En d’autres termes et du point de vue du photographe :
Ce n’est pas directement le nitrate d’argent qui noircit, mais, de nos jours, le bromure d’argent ou un mélange de bromure et de chlorure d’argent. A l’aube de la photographie, il existait des techniques utilisant le chlorure d’argent seul ou un mélange de chlorure et de citrate d’argent (papier citrate) ou encore un mélange de chlorure, bromure et iodure d’argent. Le problème étant que tous ces sels d’argent sont insolubles ou très peu solubles et doivent donc être formés in-situ à la surface du papier ou dans une émulsion de gélatine étendu sur le papier (papier au gélatino-bromure d’argent).
Pratiquement, voici un mode opératoire pour le papier « salé » (c’est très simple, et il fut utilisé, avec de multiples variantes, tout au long du XIXe s. jusqu’à l’utilisation quasi-universelle des papiers à émulsion).
1/ Imprégner un papier de bonne qualité d’une solution de chlorure de sodium ou d’ammonium (à environ 2%) puis le faire sécher, il se conserve ainsi indéfiniment.
2/ Imprégner ce papier « salé » d’une solution de nitrate d’argent (à environ 10%) sur un seul côté, la solution ne doit pas passer au dos de la feuille.
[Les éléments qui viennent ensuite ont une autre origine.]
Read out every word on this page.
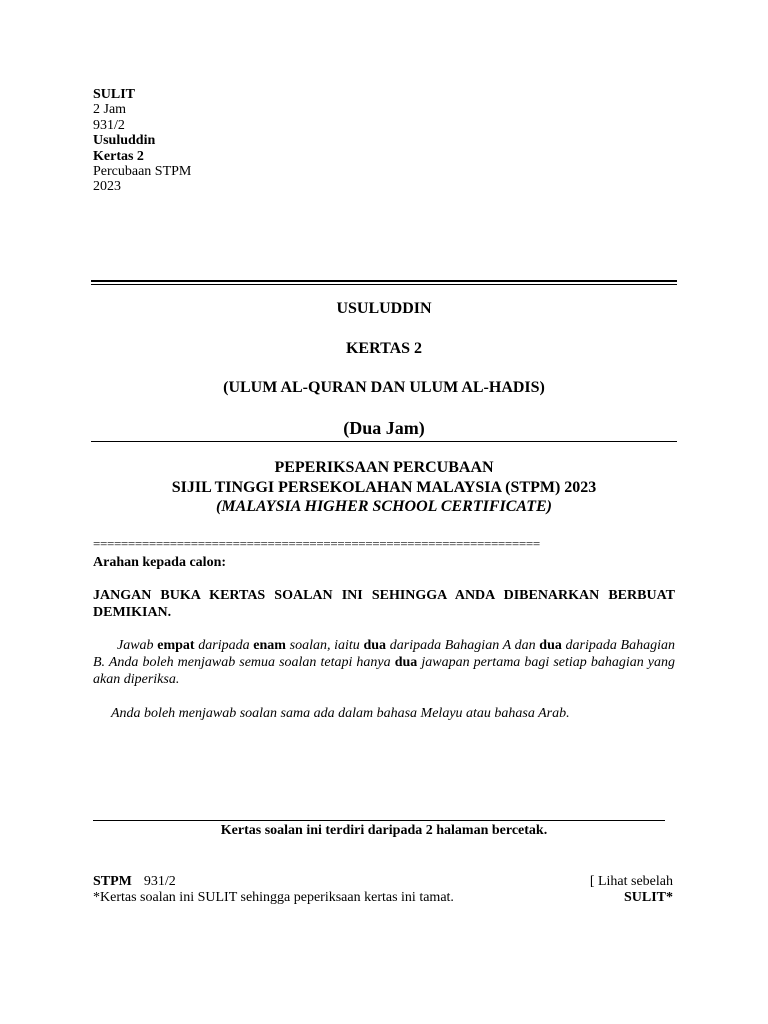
SULIT
2 Jam
931/2
Usuluddin
Kertas 2
Percubaan STPM
2023
USULUDDIN
KERTAS 2
(ULUM AL-QURAN DAN ULUM AL-HADIS)
(Dua Jam)
PEPERIKSAAN PERCUBAAN
SIJIL TINGGI PERSEKOLAHAN MALAYSIA (STPM) 2023
(MALAYSIA HIGHER SCHOOL CERTIFICATE)
================================================================
Arahan kepada calon:
JANGAN BUKA KERTAS SOALAN INI SEHINGGA ANDA DIBENARKAN BERBUAT DEMIKIAN.
Jawab empat daripada enam soalan, iaitu dua daripada Bahagian A dan dua daripada Bahagian B. Anda boleh menjawab semua soalan tetapi hanya dua jawapan pertama bagi setiap bahagian yang akan diperiksa.
Anda boleh menjawab soalan sama ada dalam bahasa Melayu atau bahasa Arab.
Kertas soalan ini terdiri daripada 2 halaman bercetak.
STPM 931/2
*Kertas soalan ini SULIT sehingga peperiksaan kertas ini tamat.
[ Lihat sebelah
SULIT*
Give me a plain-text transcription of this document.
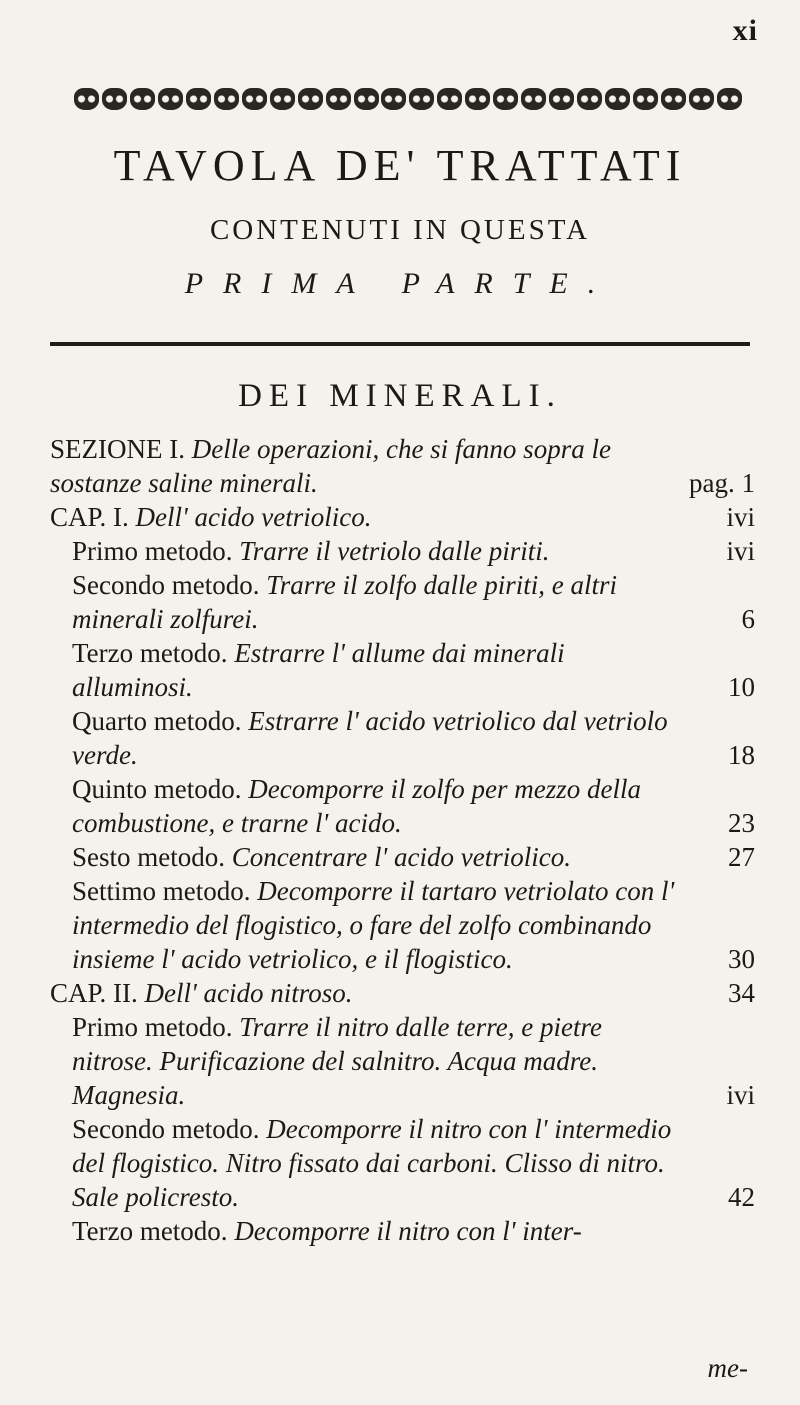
xi
TAVOLA DE' TRATTATI
CONTENUTI IN QUESTA
PRIMA PARTE.
DEI MINERALI.
SEZIONE I. Delle operazioni, che si fanno sopra le sostanze saline minerali.	pag. 1
CAP. I. Dell' acido vetriolico.	ivi
Primo metodo. Trarre il vetriolo dalle piriti.	ivi
Secondo metodo. Trarre il zolfo dalle piriti, e altri minerali zolfurei.	6
Terzo metodo. Estrarre l' allume dai minerali alluminosi.	10
Quarto metodo. Estrarre l' acido vetriolico dal vetriolo verde.	18
Quinto metodo. Decomporre il zolfo per mezzo della combustione, e trarne l' acido.	23
Sesto metodo. Concentrare l' acido vetriolico.	27
Settimo metodo. Decomporre il tartaro vetriolato con l' intermedio del flogistico, o fare del zolfo combinando insieme l' acido vetriolico, e il flogistico.	30
CAP. II. Dell' acido nitroso.	34
Primo metodo. Trarre il nitro dalle terre, e pietre nitrose. Purificazione del salnitro. Acqua madre. Magnesia.	ivi
Secondo metodo. Decomporre il nitro con l' intermedio del flogistico. Nitro fissato dai carboni. Clisso di nitro. Sale policresto.	42
Terzo metodo. Decomporre il nitro con l' inter-
me-
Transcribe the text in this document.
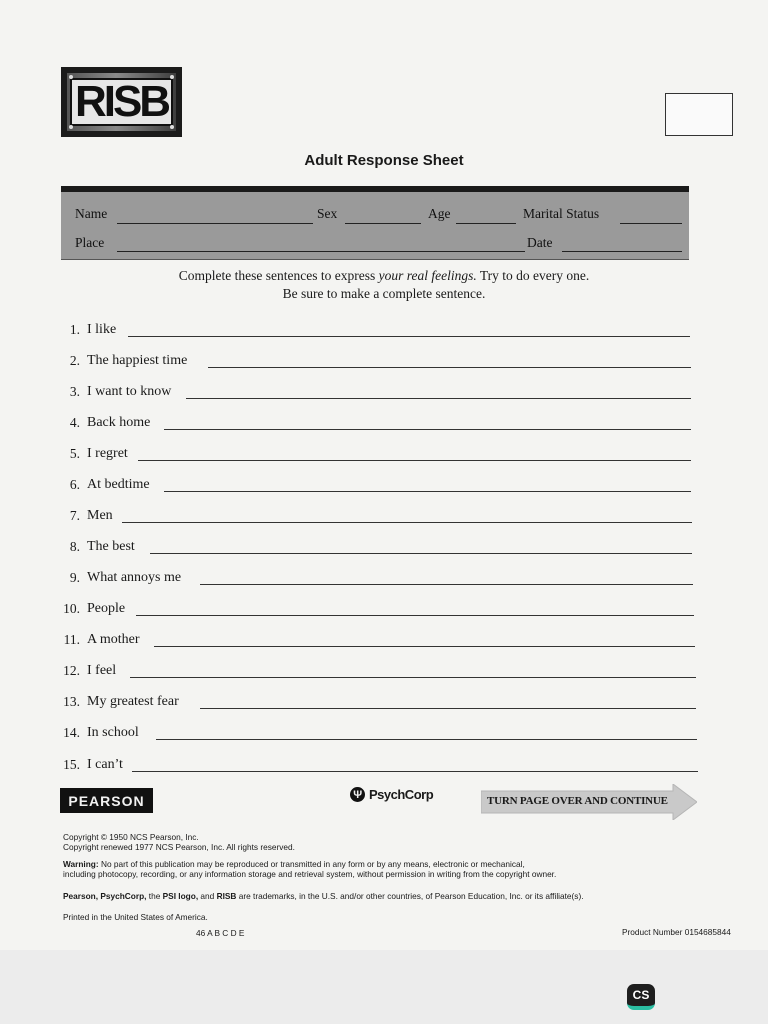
RISB
Adult Response Sheet
Name	Sex	Age	Marital Status
Place	Date
Complete these sentences to express your real feelings. Try to do every one.
Be sure to make a complete sentence.
1. I like
2. The happiest time
3. I want to know
4. Back home
5. I regret
6. At bedtime
7. Men
8. The best
9. What annoys me
10. People
11. A mother
12. I feel
13. My greatest fear
14. In school
15. I can’t
PEARSON	Ψ PsychCorp	TURN PAGE OVER AND CONTINUE
Copyright © 1950 NCS Pearson, Inc.
Copyright renewed 1977 NCS Pearson, Inc. All rights reserved.
Warning: No part of this publication may be reproduced or transmitted in any form or by any means, electronic or mechanical,
including photocopy, recording, or any information storage and retrieval system, without permission in writing from the copyright owner.
Pearson, PsychCorp, the PSI logo, and RISB are trademarks, in the U.S. and/or other countries, of Pearson Education, Inc. or its affiliate(s).
Printed in the United States of America.
46 A B C D E	Product Number 0154685844
CS
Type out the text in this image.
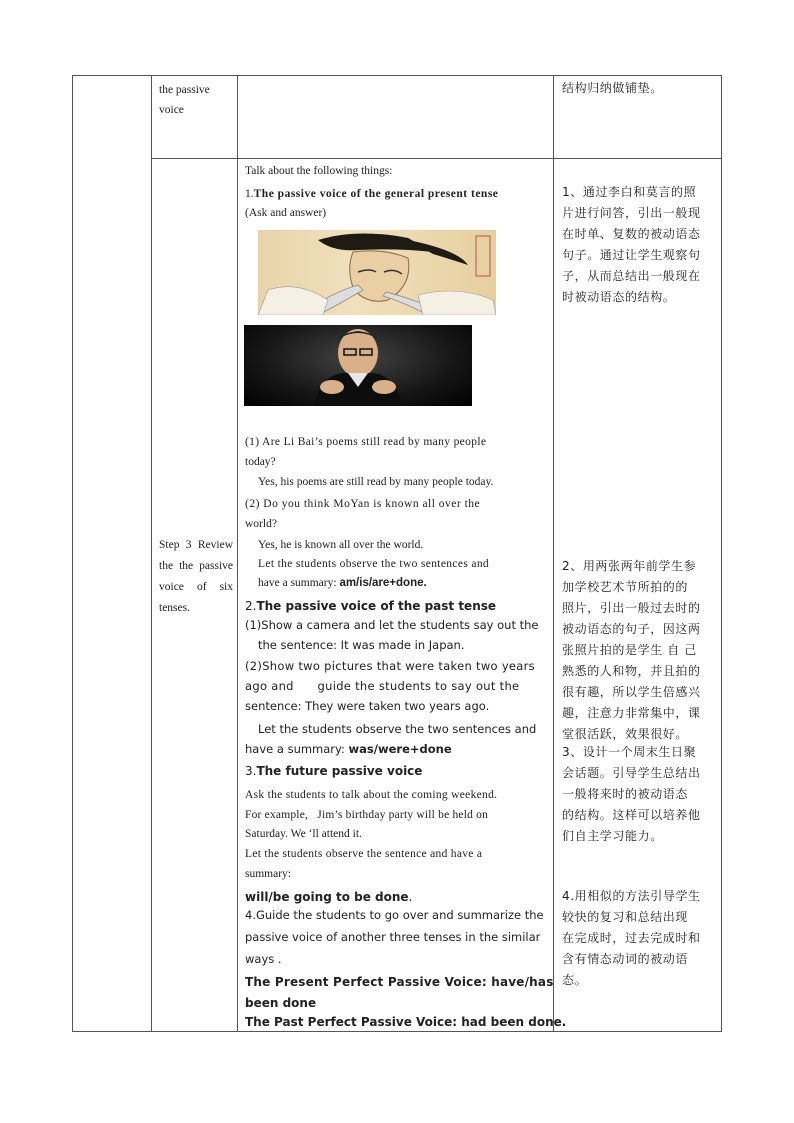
the passive voice
Step 3 Review the the passive voice of six tenses.
结构归纳做铺垫。
Talk about the following things:
1.The passive voice of the general present tense
(Ask and answer)
(1) Are Li Bai’s poems still read by many people
today?
Yes, his poems are still read by many people today.
(2) Do you think MoYan is known all over the
world?
Yes, he is known all over the world.
Let the students observe the two sentences and
have a summary: am/is/are+done.
2.The passive voice of the past tense
(1)Show a camera and let the students say out the
the sentence: It was made in Japan.
(2)Show two pictures that were taken two years
ago and      guide the students to say out the
sentence: They were taken two years ago.
Let the students observe the two sentences and
have a summary: was/were+done
3.The future passive voice
Ask the students to talk about the coming weekend.
For example,   Jim’s birthday party will be held on
Saturday. We ‘ll attend it.
Let the students observe the sentence and have a
summary:
will/be going to be done.
4.Guide the students to go over and summarize the
passive voice of another three tenses in the similar
ways .
The Present Perfect Passive Voice: have/has
been done
The Past Perfect Passive Voice: had been done.
1、通过李白和莫言的照
片进行问答，引出一般现
在时单、复数的被动语态
句子。通过让学生观察句
子，从而总结出一般现在
时被动语态的结构。
2、用两张两年前学生参
加学校艺术节所拍的的
照片，引出一般过去时的
被动语态的句子，因这两
张照片拍的是学生 自 己
熟悉的人和物，并且拍的
很有趣，所以学生倍感兴
趣，注意力非常集中，课
堂很活跃，效果很好。
3、设计一个周末生日聚
会话题。引导学生总结出
一般将来时的被动语态
的结构。这样可以培养他
们自主学习能力。
4.用相似的方法引导学生
较快的复习和总结出现
在完成时，过去完成时和
含有情态动词的被动语
态。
Il se forme alors du chlorure d’argent selon : NaCl+AgNO3=AgCl(s)+NaNO3 (NaNO3 ne joue pas de rôle dans la formation de l’image et est éliminé dans les bains de rinçage ultérieurs). La surface du papier contient donc maintenant du chlorure d’argent et un excès de nitrate d’argent qui joue un rôle important par la suite. Le papier est alors photosensible, doit être sécher dans l’obscurité et utilisé le plus rapidement possible.
3/ Exposition aux UV sous un négatif ou tout autre obstacle (photogrammes). Là il y a deux options :
A/ Papiers à noircissement direct : comme le disent les photographes du XIXe s. « c’est la lumière seule qui forme le dessin », les UV réduisent le chlorure d’argent en argent métallique « colloïdal » et donc du chlore se libère et se combine à nouveau avec le nitrate d’argent en excès pour former du chlorure d’argent lui-même réduit etc…Pour une image de bonne densité, le processus est assez long (environ 15 à 30 minutes en été), l’image est généralement de couleur jaune-sépia, ceci est du à la taille des amas d’argent métallique (plus ils sont fins plus l’image tend vers la jaune). Ensuite, l’image est rincée pour éliminer le nitrate en excès puis fixée dans une solution de thiosulfate de sodium (hyposulfite de sodium) pour dissoudre le chlorure d’argent non insolé. Il n’y a pas de développement.
B/ Papiers à développement (c’est ce que nous utilisons exclusivement aujourd’hui) : le papier est exposé et il se forme une image latente (invisible), celle-ci est ensuite développée par divers réducteurs des halosels d’argent. Le premier réducteur utilisé historiquement fût l’acide gallique en solution saturée (9g/l environ), puis différent réducteurs de la famille des phénols ou des amines. Pour plus d’information sur le sujet je te recommande ce site :
http://nicephore.menard.free.fr/autres.php?id=85
Il y a un article en trois parties très complet sur les constituants d’un révélateur.
Autre précision, les papiers à noircissement direct ne sont sensibles qu’aux UV et l’impression ne se fait que par contact (pas d’agrandissement), les papiers à développement modernes ont une émulsion de gélatino-bromure d’argent beaucoup plus sensible (par maturation de l’émulsion) et permettent des tirages par projection.
Il faut aussi prendre en compte que dans un cas comme dans l’autre seulement 5 à 10% des sels d’argent utilisés forment réellement l’image finale, à méditer question récupération.